I’m curious to discuss the feasibility of a user-space only stack built in Rust that completely decouples identity, addressing, and transport to mitigate these leaks. My current architectural hypothesis involves an identity layer using hardware-backed Zero-Knowledge Proofs—via TEE or zkVM—to handle authentication without persistent identifiers or central registries. For addressing and routing, I'm thinking of a minimal RINA overlay where Distributed IPC Facilities (DIF) allow us to route between processes rather than nodes, effectively moving away from traditional IP-based addressing.

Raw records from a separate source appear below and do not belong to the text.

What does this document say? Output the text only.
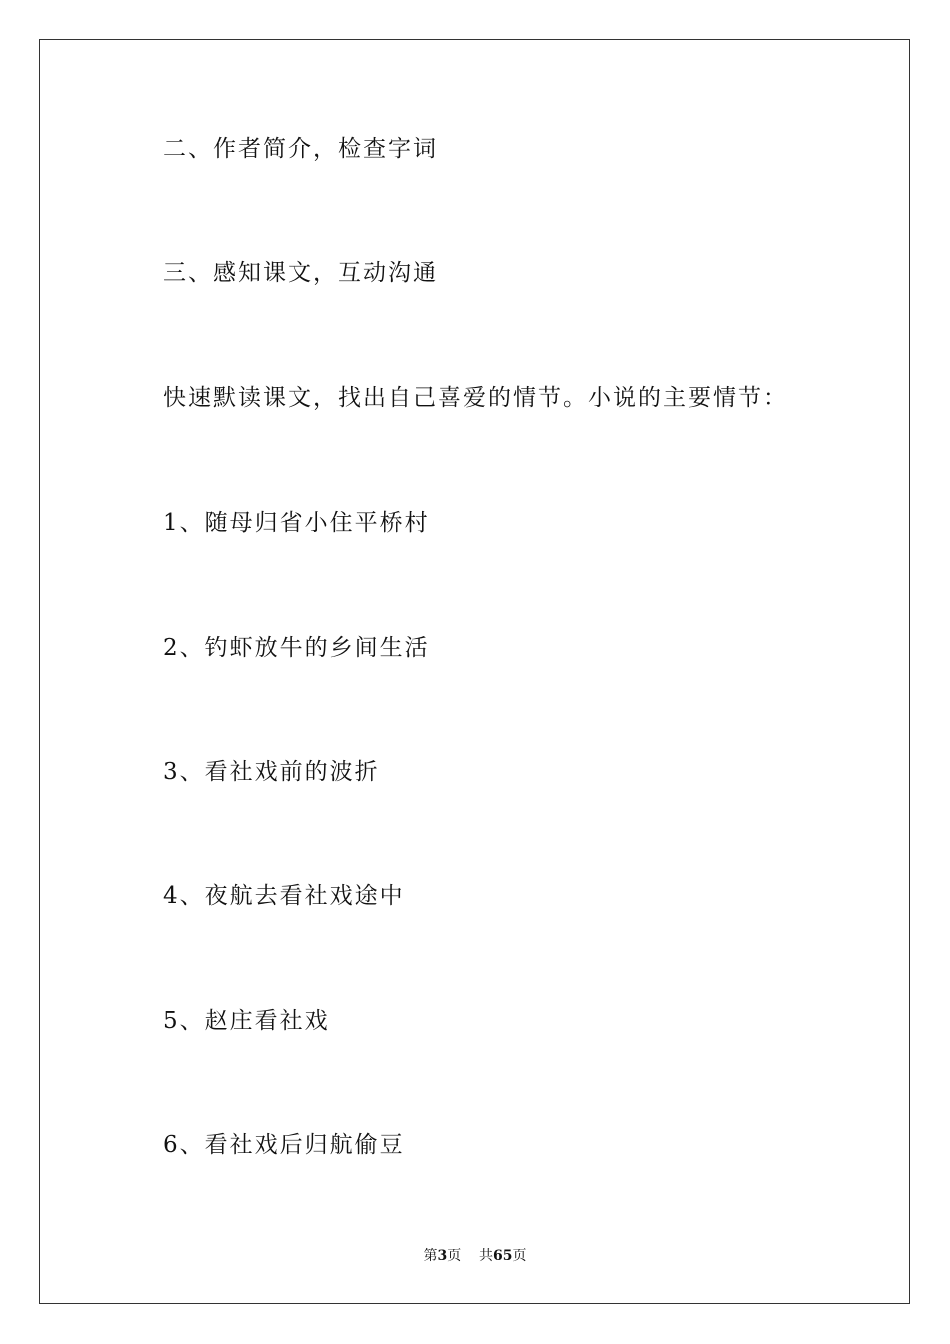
二、作者简介，检查字词
三、感知课文，互动沟通
快速默读课文，找出自己喜爱的情节。小说的主要情节：
1、随母归省小住平桥村
2、钓虾放牛的乡间生活
3、看社戏前的波折
4、夜航去看社戏途中
5、赵庄看社戏
6、看社戏后归航偷豆
第3页 共65页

This would all be wrapped in a "blind" transport, such as Ockam or shadowsocks-rust, to make the traffic indistinguishable from generic noise to any external observer.
I’m still weighing the practical hurdles, especially how to best bridge RINA's recursive logic with a user-space transport like Ockam without requiring root privileges. I'm open to suggestions on alternative technologies or implementations that might achieve this same level of isolation. If anyone has thoughts on the practical hurdles or existing foundations that could be leveraged here, I’d really value your perspective. Definitely feels like there's a lot to dig into.
#Rust #Rustlang #Infosec #Cryptography #Networking #Privacy #DistributedSystems #RINA #ZKP
@Harpocrates your architectural hypothesis around identity and routing is genuinely fascinating—would love to see a prototype of this user-space stack take shape.
-
@Harpocrates your architectural hypothesis around identity and routing is genuinely fascinating—would love to see a prototype of this user-space stack take shape.
@newsgroup Thanks — the prototype is already taking shape. The core architectural decision was to treat the Shadowsocks node as a blind relay inside which RINA flows run via Ouroboros user-space IPC, with Ockam handling E2E channel authentication above it. No root, no TUN/TAP, no kernel interfaces.
The interesting property that emerges: no single node in the path ever knows simultaneously who is talking, to whom, and what they're saying. That's not achievable with any IP-based stack regardless of encryption.
Code going on Gitea this week. Happy to continue the conversation in a less public channel if you want to dig into the specifics — the practical hurdles around OuroboRs FFI bridging are worth a longer discussion.